Communication is key in marriage. Case in point. My neighbor was a great guy. Older. Former Marine. Hard of hearing. His wife is a wonderful woman. Also hard of hearing. One day she was at work while he was at home working on the lawn. Under the bush on the front lawn he discovered six or seven baby rabbits.
He called me over to look at them. He lifted up a patch of earth with his shovel and I saw them, all shivering and cuddled together. Tiny little things. Cute on steroids.

At that moment his wife calls just to check in so I head back to my lawn. He tells her about the rabbits under the bush. And she freaks.
“There are rats under the bush?” she asked, horrified.
“Yeah, a bunch of them? They’re so ador…”

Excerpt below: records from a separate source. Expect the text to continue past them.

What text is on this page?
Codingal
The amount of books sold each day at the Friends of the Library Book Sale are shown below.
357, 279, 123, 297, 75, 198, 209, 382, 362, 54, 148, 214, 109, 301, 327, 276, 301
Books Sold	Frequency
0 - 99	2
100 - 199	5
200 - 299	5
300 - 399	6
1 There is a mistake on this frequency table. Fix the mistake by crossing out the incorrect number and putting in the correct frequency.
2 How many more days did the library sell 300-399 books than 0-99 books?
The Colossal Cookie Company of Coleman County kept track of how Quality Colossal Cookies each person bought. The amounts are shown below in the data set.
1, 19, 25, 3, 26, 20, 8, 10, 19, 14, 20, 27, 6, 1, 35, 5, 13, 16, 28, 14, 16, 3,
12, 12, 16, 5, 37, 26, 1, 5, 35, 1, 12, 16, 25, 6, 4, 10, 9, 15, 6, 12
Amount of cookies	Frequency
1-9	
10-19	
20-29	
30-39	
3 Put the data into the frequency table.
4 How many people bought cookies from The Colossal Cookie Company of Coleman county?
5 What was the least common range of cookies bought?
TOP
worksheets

“Rats?!!!!!!!” she screams.
“Yeah baby rabbits!”
“Rats?!!!!!!!”
“Yeah, honey. Under the bush.”
She then informs him that he must kill them all. Now. He hesitates, his moral center revolting against this seemingly evil order from the woman he loved more than anyone.
“Are you sure?” he asked.
“Honey, if you don’t kill them they’ll be everywhere. They’ll be in our house and all over the neighborhood.”
“But they’re so cute,” he responded.
“The rats?” she questioned, wondering what kind of man she married. Had he been a secret rodent aficionado all these years? Someone who adored filth and vermin?

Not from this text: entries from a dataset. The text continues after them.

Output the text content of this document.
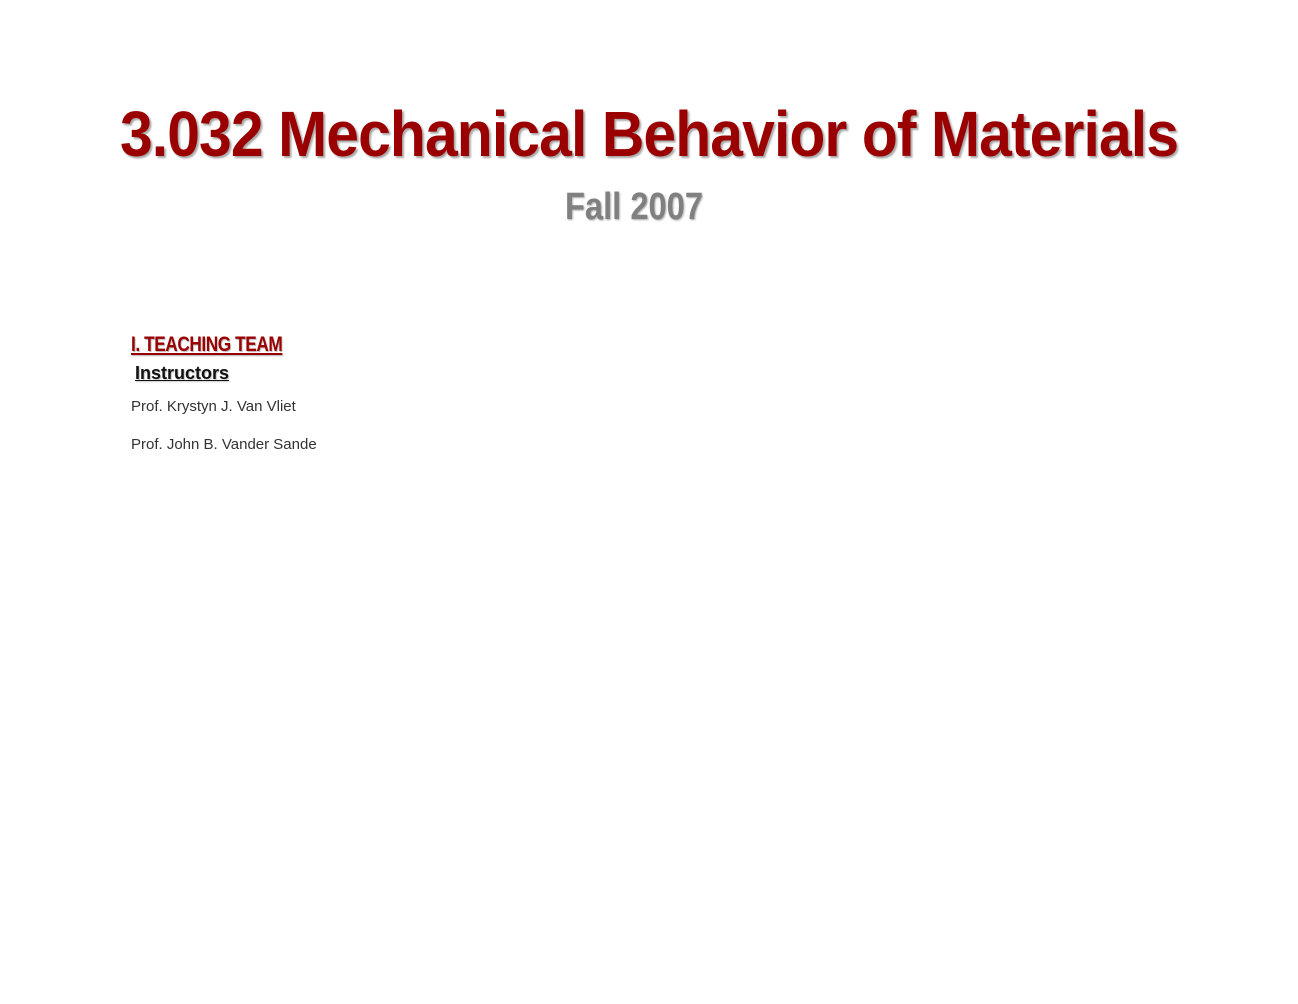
3.032 Mechanical Behavior of Materials
Fall 2007
I. TEACHING TEAM
Instructors
Prof. Krystyn J. Van Vliet
Prof. John B. Vander Sande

He hesitated but she pleaded with him to kill them immediately. It was then his turn to wonder about the kind of woman he married. But he relented because he knew that agreeing with his wife was the safer course of action and typically led to a more peaceful existence. He thought maybe she knew something about rabbits he didn’t. He thus agreed to slaughter the innocent puffy creatures that God had lovingly created and placed under his bush.
His wife hung up the phone and got back to work while her husband went to the tool shed to decide which tool would make the massacre of the rabbits the most painless. He decided that the big shovel would do the trick and feeling the weight of this momentous moment he turned towards the bush and approached it solemnly.
As his wife replayed their conversation back in her head she began questioning if she’d understood him correctly. It hit her all of a sudden that she might have made a terrible mistake, perhaps a lethal one. She lifted the phone just as her husband pulled back the earth that shielded the doomed rabbits. He raised the shovel. His muscles tensed as he poised to deliver death unto the the innocent puffballs. And then his phone rang.
“Did you say rats?” she asked, just making sure.
“Yeah, rabbits,” he said.
Then she insisted he spell it. He did. And in that way the Conttontail Massacre was avoided.
We laughed over that story many times. He passed away recently. I really liked him. He had a story for everything and everyone. I’ll miss him. And yes, there are still rabbits all over the neighborhood. He took credit for that. Every time I see one I think of him.